Exploring Predictive Uncertainty and Calibration in NLP: A Study on the Impact of Method & Data Scarcity (2210.15452v1)

Published 20 Oct 2022 in cs.CL, cs.AI, and cs.LG

Abstract: We investigate the problem of determining the predictive confidence (or, conversely, uncertainty) of a neural classifier through the lens of low-resource languages. By training models on sub-sampled datasets in three different languages, we assess the quality of estimates from a wide array of approaches and their dependence on the amount of available data. We find that while approaches based on pre-trained models and ensembles achieve the best results overall, the quality of uncertainty estimates can surprisingly suffer with more data. We also perform a qualitative analysis of uncertainties on sequences, discovering that a model's total uncertainty seems to be influenced to a large degree by its data uncertainty, not model uncertainty. All model implementations are open-sourced in a software package.

PDF Abstract

This paper investigates the critical aspects of predictive uncertainty estimation and calibration within NLP, specifically examining how different quantification methods perform under varying levels of data availability, with a focus on low-resource language scenarios (Ulmer et al., 2022 ). The research aims to understand the reliability of confidence scores produced by neural classifiers, a factor crucial for deploying trustworthy NLP systems, especially in domains requiring high safety or handling ambiguity. The investigation centers on three primary research questions: (RQ1) Identifying the most effective approaches for uncertainty quality and calibration, (RQ2) Understanding the impact of training data scarcity on model performance and uncertainty estimation, and (RQ3) Characterizing the qualitative differences in how various methods estimate uncertainty.

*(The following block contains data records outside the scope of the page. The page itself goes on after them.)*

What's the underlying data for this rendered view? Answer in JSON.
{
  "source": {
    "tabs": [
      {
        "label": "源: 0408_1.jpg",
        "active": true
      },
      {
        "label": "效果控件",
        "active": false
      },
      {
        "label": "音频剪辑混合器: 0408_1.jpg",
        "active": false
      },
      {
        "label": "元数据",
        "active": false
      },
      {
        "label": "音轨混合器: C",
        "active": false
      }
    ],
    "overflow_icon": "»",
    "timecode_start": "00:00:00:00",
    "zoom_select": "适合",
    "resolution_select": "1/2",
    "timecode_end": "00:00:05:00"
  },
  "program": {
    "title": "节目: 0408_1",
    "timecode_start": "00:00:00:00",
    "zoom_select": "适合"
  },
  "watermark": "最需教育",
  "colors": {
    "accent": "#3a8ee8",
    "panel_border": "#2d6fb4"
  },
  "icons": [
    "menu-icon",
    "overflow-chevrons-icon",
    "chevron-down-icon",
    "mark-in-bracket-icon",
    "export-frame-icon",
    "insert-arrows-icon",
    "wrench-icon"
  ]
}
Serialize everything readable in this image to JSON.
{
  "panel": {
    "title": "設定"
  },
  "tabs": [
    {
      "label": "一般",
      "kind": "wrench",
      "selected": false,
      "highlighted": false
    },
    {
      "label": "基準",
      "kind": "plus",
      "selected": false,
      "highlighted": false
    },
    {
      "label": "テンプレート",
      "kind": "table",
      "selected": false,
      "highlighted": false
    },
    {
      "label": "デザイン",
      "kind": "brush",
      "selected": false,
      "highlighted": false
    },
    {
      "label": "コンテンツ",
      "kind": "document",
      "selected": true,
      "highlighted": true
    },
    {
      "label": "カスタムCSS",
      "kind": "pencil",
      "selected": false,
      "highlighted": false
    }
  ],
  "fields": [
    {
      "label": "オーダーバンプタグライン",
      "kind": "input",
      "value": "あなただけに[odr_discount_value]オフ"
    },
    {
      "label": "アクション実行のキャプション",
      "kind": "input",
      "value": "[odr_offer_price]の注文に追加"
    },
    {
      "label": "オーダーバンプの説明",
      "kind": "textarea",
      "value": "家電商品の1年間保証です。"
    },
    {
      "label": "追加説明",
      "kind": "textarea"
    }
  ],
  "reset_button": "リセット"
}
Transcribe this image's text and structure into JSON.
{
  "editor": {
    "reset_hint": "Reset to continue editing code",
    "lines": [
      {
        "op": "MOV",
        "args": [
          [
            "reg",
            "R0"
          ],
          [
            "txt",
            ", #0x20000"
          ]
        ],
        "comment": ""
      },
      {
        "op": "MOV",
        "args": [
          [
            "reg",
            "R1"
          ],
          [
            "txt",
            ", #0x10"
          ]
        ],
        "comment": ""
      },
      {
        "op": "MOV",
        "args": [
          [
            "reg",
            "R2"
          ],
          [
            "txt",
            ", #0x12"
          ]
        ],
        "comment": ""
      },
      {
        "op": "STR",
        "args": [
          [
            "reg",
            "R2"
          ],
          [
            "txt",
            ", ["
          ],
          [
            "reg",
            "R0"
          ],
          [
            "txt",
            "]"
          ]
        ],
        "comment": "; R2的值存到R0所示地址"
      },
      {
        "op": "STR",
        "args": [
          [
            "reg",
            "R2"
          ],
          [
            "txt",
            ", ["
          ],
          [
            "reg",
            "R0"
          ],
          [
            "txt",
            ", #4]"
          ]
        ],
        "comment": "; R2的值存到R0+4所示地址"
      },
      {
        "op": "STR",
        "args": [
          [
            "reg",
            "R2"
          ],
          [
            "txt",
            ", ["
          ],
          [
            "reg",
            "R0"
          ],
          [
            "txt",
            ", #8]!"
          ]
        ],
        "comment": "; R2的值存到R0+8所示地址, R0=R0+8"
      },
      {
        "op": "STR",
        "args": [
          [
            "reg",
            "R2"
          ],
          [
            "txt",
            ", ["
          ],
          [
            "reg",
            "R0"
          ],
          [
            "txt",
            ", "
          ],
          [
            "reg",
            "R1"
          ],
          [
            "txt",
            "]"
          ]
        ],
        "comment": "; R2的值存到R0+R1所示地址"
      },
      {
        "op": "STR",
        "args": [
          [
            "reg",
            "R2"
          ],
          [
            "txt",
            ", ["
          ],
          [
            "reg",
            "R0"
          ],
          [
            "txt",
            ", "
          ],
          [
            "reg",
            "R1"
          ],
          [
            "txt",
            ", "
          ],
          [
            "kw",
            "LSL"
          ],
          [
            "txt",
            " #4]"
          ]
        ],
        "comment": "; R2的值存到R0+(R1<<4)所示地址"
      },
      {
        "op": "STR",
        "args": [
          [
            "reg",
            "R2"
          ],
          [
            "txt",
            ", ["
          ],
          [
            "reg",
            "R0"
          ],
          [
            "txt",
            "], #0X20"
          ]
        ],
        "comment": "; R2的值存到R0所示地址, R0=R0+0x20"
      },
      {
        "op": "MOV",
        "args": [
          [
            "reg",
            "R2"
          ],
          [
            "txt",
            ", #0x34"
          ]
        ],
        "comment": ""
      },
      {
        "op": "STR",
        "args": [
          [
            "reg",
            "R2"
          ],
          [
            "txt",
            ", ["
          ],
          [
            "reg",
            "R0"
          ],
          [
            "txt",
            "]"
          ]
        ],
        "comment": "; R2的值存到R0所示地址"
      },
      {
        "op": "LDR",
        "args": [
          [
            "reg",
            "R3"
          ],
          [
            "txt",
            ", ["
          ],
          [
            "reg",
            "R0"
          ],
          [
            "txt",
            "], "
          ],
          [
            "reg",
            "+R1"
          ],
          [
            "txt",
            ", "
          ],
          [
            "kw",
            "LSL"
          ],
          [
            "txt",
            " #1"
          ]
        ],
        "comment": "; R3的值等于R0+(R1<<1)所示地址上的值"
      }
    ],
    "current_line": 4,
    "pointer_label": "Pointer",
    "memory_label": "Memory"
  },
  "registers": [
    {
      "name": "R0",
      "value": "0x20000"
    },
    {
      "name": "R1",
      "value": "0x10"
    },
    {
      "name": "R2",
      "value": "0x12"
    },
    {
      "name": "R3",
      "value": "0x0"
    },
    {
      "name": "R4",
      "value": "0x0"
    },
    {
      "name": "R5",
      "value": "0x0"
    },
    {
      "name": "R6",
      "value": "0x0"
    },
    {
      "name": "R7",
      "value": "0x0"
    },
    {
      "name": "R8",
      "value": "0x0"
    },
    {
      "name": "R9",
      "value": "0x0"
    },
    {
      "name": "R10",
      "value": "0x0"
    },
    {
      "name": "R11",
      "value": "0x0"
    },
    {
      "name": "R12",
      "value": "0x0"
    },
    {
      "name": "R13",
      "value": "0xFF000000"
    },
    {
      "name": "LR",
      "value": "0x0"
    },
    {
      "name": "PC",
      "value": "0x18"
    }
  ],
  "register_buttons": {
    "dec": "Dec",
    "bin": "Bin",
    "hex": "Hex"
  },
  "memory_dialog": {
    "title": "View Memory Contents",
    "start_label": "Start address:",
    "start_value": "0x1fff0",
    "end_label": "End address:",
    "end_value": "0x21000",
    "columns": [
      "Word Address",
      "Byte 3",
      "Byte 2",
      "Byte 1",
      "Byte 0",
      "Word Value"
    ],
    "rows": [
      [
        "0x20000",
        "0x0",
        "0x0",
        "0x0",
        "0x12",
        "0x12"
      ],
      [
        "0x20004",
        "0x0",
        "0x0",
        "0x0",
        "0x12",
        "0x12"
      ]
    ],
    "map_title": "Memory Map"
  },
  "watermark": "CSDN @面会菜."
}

Methodology and Experimental Setup

The paper employs a rigorous experimental design to compare uncertainty quantification techniques across different model architectures and data regimes.

Models Evaluated

Eight distinct models were selected, spanning two major architectural families:

LSTM-based:
- Standard LSTM (Baseline)
- Variational LSTM (MC Dropout)
- Bayesian LSTM (Bayes-by-backprop)
- ST-τ LSTM (Finite-state automaton transition probabilities)
- LSTM Ensemble (Deep Ensemble)
Transformer-based (BERT variants):
- Variational Transformer (MC Dropout on BERT)
- SNGP Transformer (Spectral-normalized Neural Gaussian Process on BERT embeddings)
- DDU Transformer (Deep Deterministic Uncertainty using a Gaussian Mixture Model on BERT embeddings)

LSTM models were trained from scratch, while Transformer models utilized pre-trained checkpoints (BERT-base-uncased, bert-base-danish-uncased, FinBERT) and were fine-tuned on the target tasks.

Datasets and Tasks

Experiments were conducted across three distinct languages and tasks to ensure generality and simulate diverse resource conditions:

English: Intent Classification (Clinc Plus dataset, including out-of-scope intents for OOD evaluation).
Danish: Named Entity Recognition (Dan+ News dataset, using Danish Twitter data for OOD evaluation).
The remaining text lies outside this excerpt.